The next morning, we drove over to the agency, signed papers to become the parents of this little boy we hadn’t ever seen or met, and all the while, we were thinking, “We are absolutely crazy. What are we doing?” But still, no closed door. In fact, everything was going as smoothly as it possibly could. After signing the papers, we went over to the hospital to wait for the social worker, who was going to take us to “our baby. “ After waiting about an hour, she took us up to the nursery and we laid eyes on this cute, tiny, precious baby boy. We have a SON. Seeing him was our final confirmation from God.

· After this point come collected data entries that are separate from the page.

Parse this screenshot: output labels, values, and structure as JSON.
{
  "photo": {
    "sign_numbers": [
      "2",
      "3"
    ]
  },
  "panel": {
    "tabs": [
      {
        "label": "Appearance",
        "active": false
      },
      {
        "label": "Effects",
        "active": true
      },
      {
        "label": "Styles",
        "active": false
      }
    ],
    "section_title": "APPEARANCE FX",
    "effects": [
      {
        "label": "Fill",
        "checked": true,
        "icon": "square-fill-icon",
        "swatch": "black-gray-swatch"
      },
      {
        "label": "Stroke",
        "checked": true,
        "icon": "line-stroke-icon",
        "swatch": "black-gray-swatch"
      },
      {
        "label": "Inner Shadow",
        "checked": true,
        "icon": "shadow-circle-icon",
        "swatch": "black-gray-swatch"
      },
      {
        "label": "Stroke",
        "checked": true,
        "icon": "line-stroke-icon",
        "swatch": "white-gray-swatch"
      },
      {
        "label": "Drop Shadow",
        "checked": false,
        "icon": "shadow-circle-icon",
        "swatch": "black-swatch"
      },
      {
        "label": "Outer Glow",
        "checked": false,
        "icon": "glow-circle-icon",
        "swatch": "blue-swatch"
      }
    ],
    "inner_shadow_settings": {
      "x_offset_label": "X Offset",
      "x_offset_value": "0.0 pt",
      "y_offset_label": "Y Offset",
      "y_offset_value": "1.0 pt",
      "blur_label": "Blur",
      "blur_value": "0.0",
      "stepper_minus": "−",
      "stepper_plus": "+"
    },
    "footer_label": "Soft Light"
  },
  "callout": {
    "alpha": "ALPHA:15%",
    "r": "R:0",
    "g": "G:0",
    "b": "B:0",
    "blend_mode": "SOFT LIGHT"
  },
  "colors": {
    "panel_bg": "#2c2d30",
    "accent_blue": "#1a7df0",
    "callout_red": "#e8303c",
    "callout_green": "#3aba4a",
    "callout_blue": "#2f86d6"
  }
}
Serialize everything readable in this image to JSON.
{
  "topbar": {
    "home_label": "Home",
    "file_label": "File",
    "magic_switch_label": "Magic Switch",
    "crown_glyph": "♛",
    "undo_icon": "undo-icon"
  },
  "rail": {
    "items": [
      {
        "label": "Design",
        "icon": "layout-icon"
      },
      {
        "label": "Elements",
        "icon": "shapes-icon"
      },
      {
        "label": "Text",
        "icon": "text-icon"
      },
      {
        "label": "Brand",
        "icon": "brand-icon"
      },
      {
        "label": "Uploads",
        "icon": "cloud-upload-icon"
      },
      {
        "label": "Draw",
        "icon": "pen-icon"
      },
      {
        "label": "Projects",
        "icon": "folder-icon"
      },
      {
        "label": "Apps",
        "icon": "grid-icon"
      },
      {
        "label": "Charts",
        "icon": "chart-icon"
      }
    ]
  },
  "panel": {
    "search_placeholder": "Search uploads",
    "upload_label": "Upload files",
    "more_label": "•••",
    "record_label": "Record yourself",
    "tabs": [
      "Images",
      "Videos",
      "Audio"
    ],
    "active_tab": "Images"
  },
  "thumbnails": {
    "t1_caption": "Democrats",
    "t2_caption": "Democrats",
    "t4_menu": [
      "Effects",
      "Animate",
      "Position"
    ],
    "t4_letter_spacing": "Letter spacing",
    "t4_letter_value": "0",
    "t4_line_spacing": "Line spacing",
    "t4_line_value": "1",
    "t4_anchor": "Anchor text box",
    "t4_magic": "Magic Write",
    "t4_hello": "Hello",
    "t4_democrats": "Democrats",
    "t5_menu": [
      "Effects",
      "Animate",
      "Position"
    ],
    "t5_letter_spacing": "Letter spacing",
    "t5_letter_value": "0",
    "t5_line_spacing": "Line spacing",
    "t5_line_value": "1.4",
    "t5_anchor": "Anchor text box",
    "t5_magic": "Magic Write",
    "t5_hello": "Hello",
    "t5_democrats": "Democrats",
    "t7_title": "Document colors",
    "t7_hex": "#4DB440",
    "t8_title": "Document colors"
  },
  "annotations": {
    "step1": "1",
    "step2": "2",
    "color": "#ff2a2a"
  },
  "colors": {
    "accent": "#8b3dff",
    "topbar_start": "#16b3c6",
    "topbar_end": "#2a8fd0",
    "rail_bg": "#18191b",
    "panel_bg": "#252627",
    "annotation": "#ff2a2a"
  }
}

Our first morning here, the doctor came in to give us an overview on his health and answer any questions we might have. Though there are some possible developmental problems (ranging from mild to severe) that could potentially result from his intrauterine drug exposure and pre-term birth, the doctor told us that he has been doing as well as any other preemie of his age. So far there aren’t any negative signs, and his progress has been very encouraging. The doctor also confirmed our feelings that the “good news and bad news is that he’s a preemie.” The fact that he was born before the last trimester means that he wasn’t exposed to harmful drugs during the most critical phase of brain development. God knows what he’s doing and is at work every step of the way!
And as I sit here writing this with my son sleeping ever so peacefully on my chest, I can’t help but think, “THIS is why God never closed a door. THIS is why he brought us here. THIS is why He spoke to us so clearly. God knew all along that THIS boy was our son.” All glory to God!!!!!!!!